The union is seeking a permanent injunction on the lockout notices, which it believes are unlawful.
General secretary-elect Graham Cook says the notices have been used to weaken and undermine collective bargaining and the union wants legal costs from AFFCO and any lost wages during the dispute to be paid to workers.
The parties have had facilitation meetings - the highest form of government mediation - but to no avail.
The hearing is expected to end next Tuesday, but it is not known when the court will announce its decision.
Shearer urges end to dispute
Labour Party leader David Shearer has told picketing workers at an AFFCO plant that the dispute must be settled as soon as possible.
Mr Shearer made his first visit to the picket line at Horotiu plant near Hamilton on Wednesday morning.

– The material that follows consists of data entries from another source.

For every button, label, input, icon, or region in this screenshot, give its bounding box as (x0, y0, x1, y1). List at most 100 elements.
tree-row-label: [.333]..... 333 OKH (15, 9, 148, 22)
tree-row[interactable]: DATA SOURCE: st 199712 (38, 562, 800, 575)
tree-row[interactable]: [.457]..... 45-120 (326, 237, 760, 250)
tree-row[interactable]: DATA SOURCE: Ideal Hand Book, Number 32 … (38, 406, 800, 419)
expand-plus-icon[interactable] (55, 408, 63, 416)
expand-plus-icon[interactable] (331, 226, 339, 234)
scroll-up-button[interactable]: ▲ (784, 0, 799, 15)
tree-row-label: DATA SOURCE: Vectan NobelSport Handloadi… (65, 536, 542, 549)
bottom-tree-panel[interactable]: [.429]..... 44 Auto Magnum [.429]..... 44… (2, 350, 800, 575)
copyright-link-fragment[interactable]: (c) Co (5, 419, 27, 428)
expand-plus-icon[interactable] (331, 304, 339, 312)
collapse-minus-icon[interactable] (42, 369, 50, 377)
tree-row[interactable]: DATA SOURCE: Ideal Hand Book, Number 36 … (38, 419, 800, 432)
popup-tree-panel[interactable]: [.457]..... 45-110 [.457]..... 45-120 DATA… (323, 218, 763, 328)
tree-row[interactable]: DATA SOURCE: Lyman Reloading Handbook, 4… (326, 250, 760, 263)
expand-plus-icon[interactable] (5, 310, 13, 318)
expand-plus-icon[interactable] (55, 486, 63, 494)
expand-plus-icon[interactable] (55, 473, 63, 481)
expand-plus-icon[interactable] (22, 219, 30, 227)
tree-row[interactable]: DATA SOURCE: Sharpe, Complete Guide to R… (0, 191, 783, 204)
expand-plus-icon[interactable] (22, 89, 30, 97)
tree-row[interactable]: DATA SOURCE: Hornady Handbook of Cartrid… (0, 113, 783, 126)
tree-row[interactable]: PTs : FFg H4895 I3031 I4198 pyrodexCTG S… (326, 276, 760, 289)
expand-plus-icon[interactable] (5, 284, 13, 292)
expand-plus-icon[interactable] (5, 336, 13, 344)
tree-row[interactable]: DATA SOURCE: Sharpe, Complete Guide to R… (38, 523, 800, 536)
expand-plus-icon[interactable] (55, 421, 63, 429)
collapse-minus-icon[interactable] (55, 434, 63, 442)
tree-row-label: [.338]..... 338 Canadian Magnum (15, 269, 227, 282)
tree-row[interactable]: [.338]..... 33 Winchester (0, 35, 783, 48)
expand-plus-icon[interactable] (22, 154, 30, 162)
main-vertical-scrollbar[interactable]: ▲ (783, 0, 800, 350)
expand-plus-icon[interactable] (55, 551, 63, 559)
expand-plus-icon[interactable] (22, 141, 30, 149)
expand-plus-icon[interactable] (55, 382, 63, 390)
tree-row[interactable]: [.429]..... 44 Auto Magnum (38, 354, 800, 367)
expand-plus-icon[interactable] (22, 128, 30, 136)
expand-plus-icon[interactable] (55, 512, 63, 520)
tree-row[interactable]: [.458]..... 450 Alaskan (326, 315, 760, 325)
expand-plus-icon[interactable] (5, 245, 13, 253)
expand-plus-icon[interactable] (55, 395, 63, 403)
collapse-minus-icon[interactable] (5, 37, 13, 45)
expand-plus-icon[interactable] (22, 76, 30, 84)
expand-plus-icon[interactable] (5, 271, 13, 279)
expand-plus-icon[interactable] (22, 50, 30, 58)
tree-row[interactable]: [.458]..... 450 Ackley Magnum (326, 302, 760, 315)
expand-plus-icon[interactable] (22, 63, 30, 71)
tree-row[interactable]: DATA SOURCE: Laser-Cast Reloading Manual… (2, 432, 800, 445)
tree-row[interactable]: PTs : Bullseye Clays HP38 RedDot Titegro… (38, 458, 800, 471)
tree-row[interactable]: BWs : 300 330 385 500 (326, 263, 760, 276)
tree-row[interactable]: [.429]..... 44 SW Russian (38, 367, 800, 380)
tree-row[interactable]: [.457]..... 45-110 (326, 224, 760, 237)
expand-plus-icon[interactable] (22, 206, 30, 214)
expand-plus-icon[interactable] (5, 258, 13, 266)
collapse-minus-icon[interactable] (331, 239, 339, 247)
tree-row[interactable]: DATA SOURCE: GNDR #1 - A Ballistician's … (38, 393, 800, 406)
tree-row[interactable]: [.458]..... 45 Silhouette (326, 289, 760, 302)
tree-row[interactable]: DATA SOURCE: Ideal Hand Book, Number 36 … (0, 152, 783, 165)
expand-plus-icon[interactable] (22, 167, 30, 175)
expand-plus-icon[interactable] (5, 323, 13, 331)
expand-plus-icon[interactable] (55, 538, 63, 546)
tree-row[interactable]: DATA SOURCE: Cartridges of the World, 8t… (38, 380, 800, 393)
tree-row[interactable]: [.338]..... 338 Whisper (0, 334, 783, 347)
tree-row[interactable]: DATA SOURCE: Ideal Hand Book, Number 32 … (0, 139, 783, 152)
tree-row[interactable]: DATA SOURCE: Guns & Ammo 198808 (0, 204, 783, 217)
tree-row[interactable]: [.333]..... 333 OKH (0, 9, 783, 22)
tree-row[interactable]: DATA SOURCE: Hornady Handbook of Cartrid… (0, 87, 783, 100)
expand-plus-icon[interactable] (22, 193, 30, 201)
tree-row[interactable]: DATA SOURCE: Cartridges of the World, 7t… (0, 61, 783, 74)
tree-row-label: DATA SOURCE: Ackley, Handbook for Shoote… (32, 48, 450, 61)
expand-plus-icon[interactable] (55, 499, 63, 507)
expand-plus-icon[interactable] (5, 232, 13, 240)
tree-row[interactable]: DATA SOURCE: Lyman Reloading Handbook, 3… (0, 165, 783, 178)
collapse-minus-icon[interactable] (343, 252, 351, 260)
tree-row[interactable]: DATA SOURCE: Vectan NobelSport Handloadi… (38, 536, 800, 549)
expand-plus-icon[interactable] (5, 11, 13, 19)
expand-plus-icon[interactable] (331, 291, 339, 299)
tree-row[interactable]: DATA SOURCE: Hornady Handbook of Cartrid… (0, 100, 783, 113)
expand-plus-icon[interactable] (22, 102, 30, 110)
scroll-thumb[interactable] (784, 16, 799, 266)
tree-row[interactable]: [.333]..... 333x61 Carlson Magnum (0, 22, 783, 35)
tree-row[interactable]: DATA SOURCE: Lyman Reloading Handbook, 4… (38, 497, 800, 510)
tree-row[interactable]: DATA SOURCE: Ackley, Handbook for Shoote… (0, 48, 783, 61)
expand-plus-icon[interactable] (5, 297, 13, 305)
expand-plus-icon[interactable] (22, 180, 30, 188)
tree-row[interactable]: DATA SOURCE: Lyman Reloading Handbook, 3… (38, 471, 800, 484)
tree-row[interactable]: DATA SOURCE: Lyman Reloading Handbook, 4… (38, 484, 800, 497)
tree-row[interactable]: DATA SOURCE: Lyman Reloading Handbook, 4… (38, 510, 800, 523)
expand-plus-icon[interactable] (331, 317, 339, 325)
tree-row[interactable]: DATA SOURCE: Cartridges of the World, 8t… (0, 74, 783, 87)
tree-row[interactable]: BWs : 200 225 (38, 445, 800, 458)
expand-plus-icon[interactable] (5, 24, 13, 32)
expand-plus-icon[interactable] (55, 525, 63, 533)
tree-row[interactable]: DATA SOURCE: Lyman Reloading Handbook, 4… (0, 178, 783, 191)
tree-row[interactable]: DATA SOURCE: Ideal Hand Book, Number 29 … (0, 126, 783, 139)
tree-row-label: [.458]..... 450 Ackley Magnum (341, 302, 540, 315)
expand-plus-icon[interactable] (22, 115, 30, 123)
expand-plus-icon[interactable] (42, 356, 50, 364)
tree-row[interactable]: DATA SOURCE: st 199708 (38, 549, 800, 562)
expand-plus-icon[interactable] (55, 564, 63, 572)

He told the workers that they had right on their side and it was the determination of AFFCO management, with tacit support from the Government, to break the collective agreement that was dragging the dispute out.
Mr Shearer says the dispute should have been resolved 77 days ago.
"These people are hurting badly, because of that their families are hurting. I think it could easily be resolved, but it needs some more give on the side of the employers to actually sit down and talk."
Mr Shearer says the workers are wanting to negotiate.